Tutorial II: UCE Phasing UCE data

The following workflow derives from Andermann et al. 2018 (https://doi.org/10.1101/255752) and focuses on phasing SNPs in UCE data.

To phase your UCE data, you need to have individual-specific “reference” contigs against which to align your raw reads. Generally speaking, you can create these individual-specific reference contigs at several stages of the phyluce pipeline, and the stage at which you choose to do this may depend on the analyses that you are running.
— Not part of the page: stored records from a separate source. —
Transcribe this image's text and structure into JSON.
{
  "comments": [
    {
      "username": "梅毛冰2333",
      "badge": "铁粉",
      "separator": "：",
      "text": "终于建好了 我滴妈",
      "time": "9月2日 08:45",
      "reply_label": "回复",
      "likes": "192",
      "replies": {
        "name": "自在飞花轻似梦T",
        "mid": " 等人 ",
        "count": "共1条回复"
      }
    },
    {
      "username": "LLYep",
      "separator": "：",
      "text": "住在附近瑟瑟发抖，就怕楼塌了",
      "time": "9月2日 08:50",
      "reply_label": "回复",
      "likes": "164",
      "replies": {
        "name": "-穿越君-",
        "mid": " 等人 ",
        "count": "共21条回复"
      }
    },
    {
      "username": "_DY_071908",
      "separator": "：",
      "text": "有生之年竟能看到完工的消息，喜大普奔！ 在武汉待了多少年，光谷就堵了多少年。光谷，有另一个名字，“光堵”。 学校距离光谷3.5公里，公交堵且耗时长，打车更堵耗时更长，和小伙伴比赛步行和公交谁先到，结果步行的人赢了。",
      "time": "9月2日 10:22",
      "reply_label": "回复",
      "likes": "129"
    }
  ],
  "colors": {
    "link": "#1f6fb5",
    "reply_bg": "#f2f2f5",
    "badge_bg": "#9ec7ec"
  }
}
Some of the factors that come into play when making this decision are the sequence divergence between your organisms of interest, the quality of your alignments, and the types of locus trimming you are employing.

The following give you two different options for creating these individual-specific FASTA reference sequences: (1) uses the UCE contigs identified just after running Extracting UCE loci and (2) which assumes your organisms are closely-related, and that you have aligned your sequence data using mafft with edge-trimming (this means that you have reached the end of the Edge trimming section).

Attention

We have not yet fully-implemented code that you can use if you are trimming your alignment data with some other approach (e.g. gblocks or trimal).

The first thing we will do is separate the alignments that we’ve generated into individual-specific FASTA files, then we will align raw reads to these FASTA files using bwa, and we will call SNPs and phase the SNPs using samtools.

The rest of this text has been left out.